Indian politician (1948–2026)

Swapan Sadhan "Tutu" Bose (23 January 1948 – 12 May 2026) was an Indian politician from All India Trinamool Congress who was a Member of the Parliament of India representing West Bengal in the Rajya Sabha, the upper house of the Parliament.

Bose was also the president of Mohun Bagan AC, and a member of the Federation International Football Association (FIFA) Club Task Force.
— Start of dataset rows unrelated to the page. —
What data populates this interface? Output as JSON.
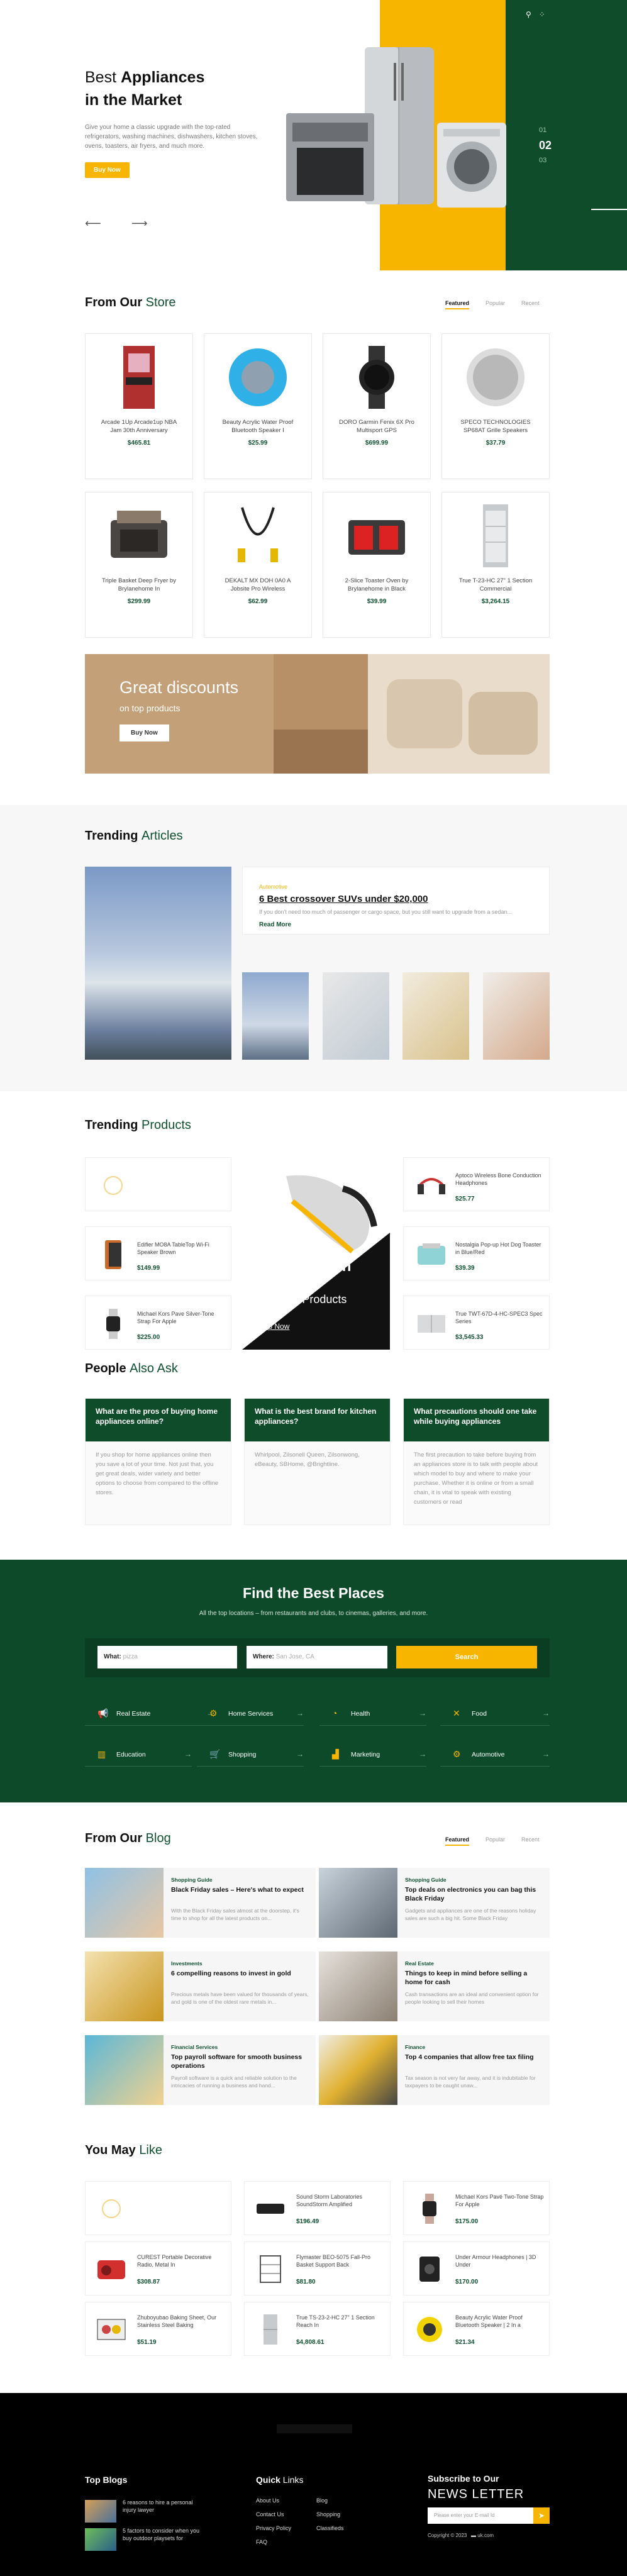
{
  "hero": {
    "title_pre": "Best ",
    "title_bold": "Appliances",
    "title_line2": "in the Market",
    "subtitle": "Give your home a classic upgrade with the top-rated refrigerators, washing machines, dishwashers, kitchen stoves, ovens, toasters, air fryers, and much more.",
    "button": "Buy Now",
    "slide_prev": "01",
    "slide_current": "02",
    "slide_next": "03",
    "colors": {
      "yellow": "#f7b500",
      "green": "#0f4d2a"
    }
  },
  "store": {
    "title_pre": "From Our ",
    "title_accent": "Store",
    "tabs": [
      "Featured",
      "Popular",
      "Recent"
    ],
    "products": [
      {
        "name": "Arcade 1Up Arcade1up NBA Jam 30th Anniversary",
        "price": "$465.81"
      },
      {
        "name": "Beauty Acrylic Water Proof Bluetooth Speaker I",
        "price": "$25.99"
      },
      {
        "name": "DORO Garmin Fenix 6X Pro Multisport GPS",
        "price": "$699.99"
      },
      {
        "name": "SPECO TECHNOLOGIES SP68AT Grille Speakers",
        "price": "$37.79"
      },
      {
        "name": "Triple Basket Deep Fryer by Brylanehome In",
        "price": "$299.99"
      },
      {
        "name": "DEKALT MX DOH 0A0 A Jobsite Pro Wireless",
        "price": "$62.99"
      },
      {
        "name": "2-Slice Toaster Oven by Brylanehome in Black",
        "price": "$39.99"
      },
      {
        "name": "True T-23-HC 27\" 1 Section Commercial",
        "price": "$3,264.15"
      }
    ]
  },
  "banner": {
    "title": "Great discounts",
    "subtitle": "on top products",
    "button": "Buy Now"
  },
  "articles": {
    "title_pre": "Trending ",
    "title_accent": "Articles",
    "category": "Automotive",
    "headline": "6 Best crossover SUVs under $20,000",
    "excerpt": "If you don't need too much of passenger or cargo space, but you still want to upgrade from a sedan...",
    "read_more": "Read More"
  },
  "trending": {
    "title_pre": "Trending ",
    "title_accent": "Products",
    "items": [
      {
        "name": "",
        "price": ""
      },
      {
        "name": "Aptoco Wireless Bone Conduction Headphones",
        "price": "$25.77"
      },
      {
        "name": "Edifier MO8A TableTop Wi-Fi Speaker Brown",
        "price": "$149.99"
      },
      {
        "name": "Nostalgia Pop-up Hot Dog Toaster in Blue/Red",
        "price": "$39.39"
      },
      {
        "name": "Michael Kors Pave Silver-Tone Strap For Apple",
        "price": "$225.00"
      },
      {
        "name": "True TWT-67D-4-HC-SPEC3 Spec Series",
        "price": "$3,545.33"
      }
    ],
    "offer_title": "Best offers in",
    "offer_sub": "Trending Products",
    "offer_link": "Shop Now"
  },
  "faq": {
    "title_pre": "People ",
    "title_accent": "Also Ask",
    "items": [
      {
        "q": "What are the pros of buying home appliances online?",
        "a": "If you shop for home appliances online then you save a lot of your time. Not just that, you get great deals, wider variety and better options to choose from compared to the offline stores."
      },
      {
        "q": "What is the best brand for kitchen appliances?",
        "a": "Whirlpool, Zilsonell Queen, Zilsonwong, eBeauty, SBHome, @Brightline."
      },
      {
        "q": "What precautions should one take while buying appliances",
        "a": "The first precaution to take before buying from an appliances store is to talk with people about which model to buy and where to make your purchase. Whether it is online or from a small chain, it is vital to speak with existing customers or read"
      }
    ]
  },
  "places": {
    "title": "Find the Best Places",
    "subtitle": "All the top locations – from restaurants and clubs, to cinemas, galleries, and more.",
    "what_label": "What:",
    "what_placeholder": "pizza",
    "where_label": "Where:",
    "where_placeholder": "San Jose, CA",
    "search": "Search",
    "categories": [
      {
        "icon": "megaphone-icon",
        "label": "Real Estate"
      },
      {
        "icon": "gear-icon",
        "label": "Home Services"
      },
      {
        "icon": "pie-icon",
        "label": "Health"
      },
      {
        "icon": "cross-icon",
        "label": "Food"
      },
      {
        "icon": "book-icon",
        "label": "Education"
      },
      {
        "icon": "cart-icon",
        "label": "Shopping"
      },
      {
        "icon": "chart-icon",
        "label": "Marketing"
      },
      {
        "icon": "gear-icon",
        "label": "Automotive"
      }
    ]
  },
  "blog": {
    "title_pre": "From Our ",
    "title_accent": "Blog",
    "tabs": [
      "Featured",
      "Popular",
      "Recent"
    ],
    "posts": [
      {
        "cat": "Shopping Guide",
        "title": "Black Friday sales – Here's what to expect",
        "ex": "With the Black Friday sales almost at the doorstep, it's time to shop for all the latest products on..."
      },
      {
        "cat": "Shopping Guide",
        "title": "Top deals on electronics you can bag this Black Friday",
        "ex": "Gadgets and appliances are one of the reasons holiday sales are such a big hit. Some Black Friday"
      },
      {
        "cat": "Investments",
        "title": "6 compelling reasons to invest in gold",
        "ex": "Precious metals have been valued for thousands of years, and gold is one of the oldest rare metals in..."
      },
      {
        "cat": "Real Estate",
        "title": "Things to keep in mind before selling a home for cash",
        "ex": "Cash transactions are an ideal and convenient option for people looking to sell their homes"
      },
      {
        "cat": "Financial Services",
        "title": "Top payroll software for smooth business operations",
        "ex": "Payroll software is a quick and reliable solution to the intricacies of running a business and hand..."
      },
      {
        "cat": "Finance",
        "title": "Top 4 companies that allow free tax filing",
        "ex": "Tax season is not very far away, and it is indubitable for taxpayers to be caught unaw..."
      }
    ]
  },
  "youmay": {
    "title_pre": "You May ",
    "title_accent": "Like",
    "items": [
      {
        "name": "",
        "price": ""
      },
      {
        "name": "Sound Storm Laboratories SoundStorm Amplified",
        "price": "$196.49"
      },
      {
        "name": "Michael Kors Pavé Two-Tone Strap For Apple",
        "price": "$175.00"
      },
      {
        "name": "CUREST Portable Decorative Radio, Metal In",
        "price": "$308.87"
      },
      {
        "name": "Flymaster BEO-5075 Fall-Pro Basket Support Back",
        "price": "$81.80"
      },
      {
        "name": "Under Armour Headphones | 3D Under",
        "price": "$170.00"
      },
      {
        "name": "Zhuboyubao Baking Sheet, Our Stainless Steel Baking",
        "price": "$51.19"
      },
      {
        "name": "True TS-23-2-HC 27\" 1 Section Reach In",
        "price": "$4,808.61"
      },
      {
        "name": "Beauty Acrylic Water Proof Bluetooth Speaker | 2 In a",
        "price": "$21.34"
      }
    ]
  },
  "footer": {
    "top_blogs": "Top Blogs",
    "blog1": "6 reasons to hire a personal injury lawyer",
    "blog2": "5 factors to consider when you buy outdoor playsets for",
    "quick_pre": "Quick ",
    "quick_accent": "Links",
    "links_a": [
      "About Us",
      "Contact Us",
      "Privacy Policy",
      "FAQ"
    ],
    "links_b": [
      "Blog",
      "Shopping",
      "Classifieds"
    ],
    "sub_title": "Subscribe to Our",
    "sub_accent": "NEWS LETTER",
    "email_placeholder": "Please enter your E-mail Id",
    "copyright": "Copyright © 2023",
    "site": "uk.com"
  }
}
==Early life and education==
Swapan Sadhan Bose was born in Howrah, West Bengal on 23 January 1948. He completed his B.Com and LLB at St. Xavier's College, Calcutta, University of Calcutta.

==Business interests==
Swapan Sadhan Bose was the owner of the cargo-handling Ripley & Co which had a turnover of ₹3 billion in 2008–09. In Dubai, where Bose spent more than half his time, he ran Radio Asia Network and the Dolphin Recording Studio. The radio network — Radio Asia (AM) in Malayalam, Suno 1024 (FM) in Hindi/Urdu and Super 947 (FM) in Malayalam and Tamil — reaches out to Indians in West Asia. The interest in media is not new, though. He diversified his business interests through the Bengali newspaper Sangbad Pratidin in August 1992. In the mid-1990s, he launched the Kolkata edition of The Asian Age, which he exited towards the end of the decade by selling a 74 per cent stake to Vijay Mallya.

==Political affiliation==
In his early years, Bose was known to be close to the Communist Party of India (Marxist), and was said to have some business ties with late Jyoti Basu's son, Chandan Basu. It was during those times that Bose acquired a 74 per cent stake in state-owned Niramoy Polyclinic (now AMRI) along with S K Todi, also known for his Left leanings. It was given on lease to the consortium. Later, in 1996, Bose sold his stake to Emami.

Bose changed his political affiliation to the Trinamool Congress in early 2000. In 2005, he became a Member of Parliament. His son, Srinjoy Bose, took his place in the Rajya Sabha from the Trinamool Congress in 2011.

==Death==
Bose died in Kolkata on 12 May 2026, at the age of 78.